Changes? The only change would be to toast the pecans first to bring out the flavor.
NIck has the recipe on his website but you can also find it Megan’s Blog with some delicous changes. So if you want to try it…..
Or find it on page 174 of Modern Baker. I know several of the MB Challenge Bakers have already made this one so go check their tarts out.
Oh! Yeah! BETTER!!
May 7, 2011 at 8:38 AM
Wow, this looks really great. With or without the whipped cream. You all and your pumpkin! lol
May 7, 2011 at 9:27 AM
Hey, don’t be a pumpkin hater.

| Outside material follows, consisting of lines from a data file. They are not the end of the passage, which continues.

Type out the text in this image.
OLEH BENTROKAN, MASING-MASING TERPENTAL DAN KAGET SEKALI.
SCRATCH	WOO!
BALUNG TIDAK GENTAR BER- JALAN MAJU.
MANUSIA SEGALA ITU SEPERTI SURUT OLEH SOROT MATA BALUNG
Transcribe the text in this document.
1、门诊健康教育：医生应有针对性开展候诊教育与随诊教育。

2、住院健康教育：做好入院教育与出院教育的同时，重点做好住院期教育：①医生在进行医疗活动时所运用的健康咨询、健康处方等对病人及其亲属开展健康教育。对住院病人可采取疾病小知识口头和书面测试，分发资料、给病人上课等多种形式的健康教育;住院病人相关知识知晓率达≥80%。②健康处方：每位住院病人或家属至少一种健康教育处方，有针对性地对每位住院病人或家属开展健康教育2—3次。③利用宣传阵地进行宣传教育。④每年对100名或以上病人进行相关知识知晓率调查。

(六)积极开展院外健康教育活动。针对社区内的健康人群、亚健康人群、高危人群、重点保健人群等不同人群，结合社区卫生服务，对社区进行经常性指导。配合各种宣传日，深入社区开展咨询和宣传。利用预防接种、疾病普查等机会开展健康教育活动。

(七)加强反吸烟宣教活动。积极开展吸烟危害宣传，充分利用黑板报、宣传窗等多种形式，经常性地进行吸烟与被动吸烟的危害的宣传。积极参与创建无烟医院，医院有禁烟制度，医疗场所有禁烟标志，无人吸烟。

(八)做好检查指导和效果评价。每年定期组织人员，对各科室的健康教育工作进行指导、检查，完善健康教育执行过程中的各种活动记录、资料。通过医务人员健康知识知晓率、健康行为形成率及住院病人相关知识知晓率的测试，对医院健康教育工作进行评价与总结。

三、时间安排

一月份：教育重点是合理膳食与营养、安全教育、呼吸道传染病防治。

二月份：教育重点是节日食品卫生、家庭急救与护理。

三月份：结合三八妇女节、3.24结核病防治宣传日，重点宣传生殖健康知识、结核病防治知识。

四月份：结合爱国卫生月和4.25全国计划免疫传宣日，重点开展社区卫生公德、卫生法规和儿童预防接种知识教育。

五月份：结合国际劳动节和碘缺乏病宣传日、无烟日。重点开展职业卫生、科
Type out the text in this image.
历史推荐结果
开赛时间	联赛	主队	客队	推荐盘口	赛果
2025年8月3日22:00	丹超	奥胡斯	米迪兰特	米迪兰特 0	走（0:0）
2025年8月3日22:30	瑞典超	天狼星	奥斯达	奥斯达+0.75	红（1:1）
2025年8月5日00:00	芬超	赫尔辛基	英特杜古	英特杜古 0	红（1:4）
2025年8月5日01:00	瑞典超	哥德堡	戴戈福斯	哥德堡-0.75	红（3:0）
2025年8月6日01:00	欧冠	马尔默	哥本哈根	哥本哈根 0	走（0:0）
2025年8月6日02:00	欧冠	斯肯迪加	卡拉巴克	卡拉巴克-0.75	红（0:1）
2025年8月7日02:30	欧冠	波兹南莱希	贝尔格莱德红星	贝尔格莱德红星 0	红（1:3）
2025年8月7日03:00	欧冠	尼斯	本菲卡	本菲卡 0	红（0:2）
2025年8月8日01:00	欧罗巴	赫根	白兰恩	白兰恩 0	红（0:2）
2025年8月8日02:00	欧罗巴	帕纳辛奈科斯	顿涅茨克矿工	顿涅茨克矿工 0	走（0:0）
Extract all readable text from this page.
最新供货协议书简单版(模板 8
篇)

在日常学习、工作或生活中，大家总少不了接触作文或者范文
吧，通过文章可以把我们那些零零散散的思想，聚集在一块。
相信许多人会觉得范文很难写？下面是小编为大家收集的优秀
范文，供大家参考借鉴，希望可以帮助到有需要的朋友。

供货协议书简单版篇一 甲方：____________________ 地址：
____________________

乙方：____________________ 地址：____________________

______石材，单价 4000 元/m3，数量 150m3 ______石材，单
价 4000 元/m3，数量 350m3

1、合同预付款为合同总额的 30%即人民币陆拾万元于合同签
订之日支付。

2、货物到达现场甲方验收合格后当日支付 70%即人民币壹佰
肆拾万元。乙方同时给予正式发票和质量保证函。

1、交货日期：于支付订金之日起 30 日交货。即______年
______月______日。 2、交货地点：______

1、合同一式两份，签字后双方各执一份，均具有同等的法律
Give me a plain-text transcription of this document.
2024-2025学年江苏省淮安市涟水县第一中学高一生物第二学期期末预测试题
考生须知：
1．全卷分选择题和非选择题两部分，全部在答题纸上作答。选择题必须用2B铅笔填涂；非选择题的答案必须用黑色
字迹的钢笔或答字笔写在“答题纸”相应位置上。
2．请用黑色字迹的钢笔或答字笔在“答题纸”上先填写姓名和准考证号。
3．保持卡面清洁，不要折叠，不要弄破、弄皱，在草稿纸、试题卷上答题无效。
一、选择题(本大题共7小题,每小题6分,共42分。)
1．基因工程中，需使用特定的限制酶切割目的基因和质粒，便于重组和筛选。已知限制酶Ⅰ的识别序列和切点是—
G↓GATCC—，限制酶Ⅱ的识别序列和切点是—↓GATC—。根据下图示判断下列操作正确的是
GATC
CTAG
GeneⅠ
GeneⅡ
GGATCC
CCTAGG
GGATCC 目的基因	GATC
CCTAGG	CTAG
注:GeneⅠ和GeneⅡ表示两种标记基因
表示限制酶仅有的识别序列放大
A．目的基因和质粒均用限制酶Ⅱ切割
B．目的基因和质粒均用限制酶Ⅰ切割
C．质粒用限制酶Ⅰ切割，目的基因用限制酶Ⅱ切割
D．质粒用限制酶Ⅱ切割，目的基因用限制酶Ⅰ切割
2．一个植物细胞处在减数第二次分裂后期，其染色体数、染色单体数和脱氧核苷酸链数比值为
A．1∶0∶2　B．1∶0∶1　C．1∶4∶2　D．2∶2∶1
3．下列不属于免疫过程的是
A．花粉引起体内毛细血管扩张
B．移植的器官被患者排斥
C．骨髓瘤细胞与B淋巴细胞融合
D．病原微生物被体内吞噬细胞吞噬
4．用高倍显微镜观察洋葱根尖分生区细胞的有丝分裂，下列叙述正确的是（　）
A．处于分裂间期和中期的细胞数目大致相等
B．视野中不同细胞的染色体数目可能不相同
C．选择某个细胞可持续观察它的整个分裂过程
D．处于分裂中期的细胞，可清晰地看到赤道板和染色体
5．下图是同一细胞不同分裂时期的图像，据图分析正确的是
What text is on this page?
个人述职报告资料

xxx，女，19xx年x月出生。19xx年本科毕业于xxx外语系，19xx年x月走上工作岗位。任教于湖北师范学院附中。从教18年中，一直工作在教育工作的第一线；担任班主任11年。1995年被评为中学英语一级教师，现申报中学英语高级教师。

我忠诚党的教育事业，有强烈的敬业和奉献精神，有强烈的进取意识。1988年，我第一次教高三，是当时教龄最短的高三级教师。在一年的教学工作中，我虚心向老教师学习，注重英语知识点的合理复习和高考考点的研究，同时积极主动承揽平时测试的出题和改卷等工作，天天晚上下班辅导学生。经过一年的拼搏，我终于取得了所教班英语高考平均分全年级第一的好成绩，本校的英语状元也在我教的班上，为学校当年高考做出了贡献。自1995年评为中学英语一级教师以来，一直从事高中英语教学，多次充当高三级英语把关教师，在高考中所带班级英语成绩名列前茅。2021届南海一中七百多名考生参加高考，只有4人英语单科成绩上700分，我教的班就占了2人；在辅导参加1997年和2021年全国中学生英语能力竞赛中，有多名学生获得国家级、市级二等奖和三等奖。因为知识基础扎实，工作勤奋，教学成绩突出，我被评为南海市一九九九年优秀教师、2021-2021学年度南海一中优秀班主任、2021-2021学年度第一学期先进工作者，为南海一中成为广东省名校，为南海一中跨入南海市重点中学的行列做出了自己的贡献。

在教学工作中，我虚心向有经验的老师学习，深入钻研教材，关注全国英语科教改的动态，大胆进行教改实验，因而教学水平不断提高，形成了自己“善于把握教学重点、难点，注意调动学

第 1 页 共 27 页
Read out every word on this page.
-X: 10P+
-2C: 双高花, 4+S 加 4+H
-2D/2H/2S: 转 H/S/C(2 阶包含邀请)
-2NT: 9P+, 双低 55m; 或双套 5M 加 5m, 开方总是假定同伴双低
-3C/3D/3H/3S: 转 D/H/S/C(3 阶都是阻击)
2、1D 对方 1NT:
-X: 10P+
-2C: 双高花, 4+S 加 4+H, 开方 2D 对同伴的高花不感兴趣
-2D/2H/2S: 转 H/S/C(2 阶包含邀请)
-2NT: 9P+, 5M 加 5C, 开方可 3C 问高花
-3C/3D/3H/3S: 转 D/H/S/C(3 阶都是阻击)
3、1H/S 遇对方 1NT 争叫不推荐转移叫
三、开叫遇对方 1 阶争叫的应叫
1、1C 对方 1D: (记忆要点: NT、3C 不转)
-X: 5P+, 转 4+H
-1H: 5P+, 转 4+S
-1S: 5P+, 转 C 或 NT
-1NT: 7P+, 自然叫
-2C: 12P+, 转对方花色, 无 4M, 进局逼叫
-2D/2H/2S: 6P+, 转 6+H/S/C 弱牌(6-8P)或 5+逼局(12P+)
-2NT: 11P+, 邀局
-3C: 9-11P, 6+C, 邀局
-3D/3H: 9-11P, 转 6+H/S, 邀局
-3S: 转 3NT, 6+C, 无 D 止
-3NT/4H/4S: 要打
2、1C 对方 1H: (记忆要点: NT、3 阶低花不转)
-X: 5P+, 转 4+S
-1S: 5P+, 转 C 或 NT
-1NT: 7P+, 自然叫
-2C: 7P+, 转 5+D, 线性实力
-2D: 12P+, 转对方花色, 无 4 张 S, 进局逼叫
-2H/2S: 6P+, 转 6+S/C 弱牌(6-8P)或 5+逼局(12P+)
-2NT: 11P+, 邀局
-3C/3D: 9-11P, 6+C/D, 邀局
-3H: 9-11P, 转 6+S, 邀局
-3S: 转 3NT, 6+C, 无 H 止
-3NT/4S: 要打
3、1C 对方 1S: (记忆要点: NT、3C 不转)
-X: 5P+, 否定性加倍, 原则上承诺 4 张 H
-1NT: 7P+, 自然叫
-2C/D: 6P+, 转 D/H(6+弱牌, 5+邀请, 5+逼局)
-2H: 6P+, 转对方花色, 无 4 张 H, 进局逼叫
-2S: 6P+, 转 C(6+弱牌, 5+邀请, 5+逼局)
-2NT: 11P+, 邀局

It’s bad enough that you don’t like chocolate. Honestly, I wonder why we put up with you. 😉
May 7, 2011 at 9:36 AM
Now Now Children!!
May 7, 2011 at 9:28 AM
This tart was so good! Seeing yours make me want to make it agian — soon. I made the full recipe for this one, and it didn’t last long.
May 7, 2011 at 10:15 AM
Sounds really yummy! I’ll have to keep it in mind for fall.
May 7, 2011 at 12:28 PM
I think pumpkin/pecan is a great option for Mothers Day. This looks delish.
May 7, 2011 at 1:48 PM
Looks perfect! I’m still sad that I forgot the pecans on mine. Oh well, it’s an excuse to make it again. And I love your cute pumpkin plate! =)
May 9, 2011 at 9:15 PM
I still have a few cans of pumpkin in my pantry from last fall that I keep meaning to bake with – thanks for the reminder! Your mini tarts look perfect!